La sua stretta sul mio braccio si era fatta più debole; pareva quasi che fosse lì lì per addormentarsi in piedi.
D’un tratto però, mi strattonò nuovamente a sé, riuscendo a staccarmi da Dominique.

< Io ti devo proprio baciare > Ridacchiò, fissandomi con gli occhi socchiusi.

Prima ancora che me ne potessi rendere conto, il suo corpo era incollato al mio e le sue labbra a due centimetri dal mio viso.

< Lasciala Hunter! > Tuonò Dominique, ma la sua voce venne sovrastata da un’altra, ben più forte e profonda, proveniente dalla strada.

< Che sta succedendo lì?! >

Sebbene i pensieri mi si agitassero nella testa in maniera del tutto scollegata e confusionaria, un improvviso lampo di lucidità mi fece capire immediatamente a chi appartenesse quella voce.
Era il sorvegliante notturno.

Ed io ero fregata.

Mi avrebbe trovata lì, ubriaca, assieme a due ragazzi, tutti e tre reduci da un festino illegalmente organizzato nel dormitorio del campus.
Potevo dire addio alla borsa di studio, all’alloggio e, forse, alla stessa università.

La luce della torcia, puntata sul prato, si avvicinava velocemente a noi, e io non riuscivo a far altro che ansimare, terrorizzata da quelle che sarebbero state le sicure conseguenze.

Improvvisamente, un braccio mi cinse nuovamente la vita, con una forza decisamente superiore a quelle precedenti, e mi sottrasse alle braccia di Hunter.

Dominique? Ma Dominique lo vedevo, era davanti a me, voltato anche lui verso il cerchio di luce che stava per raggiungerci.
Eppure, doveva essere lui. Non c’era nessun altro con noi. Poteva essere soltanto lui, Dominique.

Io ero ubriaca, non mi fidavo di ciò che vedevo.
Non mi fidavo di ciò che pensavo.

Chiusi gli occhi per un istante, cercando di concentrarmi in modo da vedere le cose con maggior chiarezza quando li avessi riaperti.
Ma quando lo feci, mi ritrovai a guardare non più il prato scuro del cortile, bensì il corridoio luminoso del dormitorio, con lo stesso braccio che mi aveva staccata da Hunter ancora stretto attorno alla vita.

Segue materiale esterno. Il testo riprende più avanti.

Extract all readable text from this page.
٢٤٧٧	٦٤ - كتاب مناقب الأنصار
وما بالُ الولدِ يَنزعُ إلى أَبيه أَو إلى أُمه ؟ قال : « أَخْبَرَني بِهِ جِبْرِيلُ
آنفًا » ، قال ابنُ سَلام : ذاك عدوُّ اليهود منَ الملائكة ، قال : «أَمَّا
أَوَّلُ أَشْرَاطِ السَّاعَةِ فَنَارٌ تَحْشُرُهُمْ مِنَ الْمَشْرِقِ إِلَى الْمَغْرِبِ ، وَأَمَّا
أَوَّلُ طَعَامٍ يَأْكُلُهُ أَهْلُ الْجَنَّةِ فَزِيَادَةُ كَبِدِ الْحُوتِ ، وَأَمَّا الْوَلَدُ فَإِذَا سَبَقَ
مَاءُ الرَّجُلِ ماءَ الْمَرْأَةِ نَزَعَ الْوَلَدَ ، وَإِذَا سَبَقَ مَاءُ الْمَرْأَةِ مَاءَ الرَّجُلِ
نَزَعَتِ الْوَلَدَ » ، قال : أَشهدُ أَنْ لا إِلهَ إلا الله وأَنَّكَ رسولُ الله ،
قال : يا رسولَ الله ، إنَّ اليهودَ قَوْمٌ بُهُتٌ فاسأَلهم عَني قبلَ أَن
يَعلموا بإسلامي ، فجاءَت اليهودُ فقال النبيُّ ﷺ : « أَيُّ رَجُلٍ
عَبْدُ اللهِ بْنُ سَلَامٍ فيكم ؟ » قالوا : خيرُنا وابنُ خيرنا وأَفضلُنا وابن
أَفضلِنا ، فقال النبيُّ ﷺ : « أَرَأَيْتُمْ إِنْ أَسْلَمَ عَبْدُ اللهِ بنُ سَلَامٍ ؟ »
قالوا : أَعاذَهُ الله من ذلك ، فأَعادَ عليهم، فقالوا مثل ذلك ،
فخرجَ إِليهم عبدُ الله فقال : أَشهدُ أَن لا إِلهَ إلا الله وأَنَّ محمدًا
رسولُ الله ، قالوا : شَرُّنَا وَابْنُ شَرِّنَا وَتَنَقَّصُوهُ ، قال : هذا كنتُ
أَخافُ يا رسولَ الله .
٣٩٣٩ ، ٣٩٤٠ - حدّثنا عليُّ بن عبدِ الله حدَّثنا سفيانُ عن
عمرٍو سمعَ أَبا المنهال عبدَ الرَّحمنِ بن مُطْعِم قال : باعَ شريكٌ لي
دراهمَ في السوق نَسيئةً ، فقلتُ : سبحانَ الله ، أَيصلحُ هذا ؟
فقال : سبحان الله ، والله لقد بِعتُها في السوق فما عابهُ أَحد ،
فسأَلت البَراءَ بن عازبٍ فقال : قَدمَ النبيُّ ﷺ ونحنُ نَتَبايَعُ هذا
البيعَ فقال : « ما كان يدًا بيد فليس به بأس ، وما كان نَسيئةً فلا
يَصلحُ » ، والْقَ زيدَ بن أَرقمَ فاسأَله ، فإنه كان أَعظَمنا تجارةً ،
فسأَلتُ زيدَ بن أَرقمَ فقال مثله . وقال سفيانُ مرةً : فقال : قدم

Come ci ero arrivata lì?! Era passato solo un secondo, forse due… ed ero certa di non essermi mossa.
Possibile che fosse passato molto più tempo ed io fossi talmente ubriaca da non ricordare cosa avessi fatto negli ultimi minuti?

La confusione mi stava provocando una forte emicrania.

Chiusi nuovamente gli occhi, stringendoli con forza e sperando di riaprirli la mattina dopo, quando tutto fosse stato più chiaro.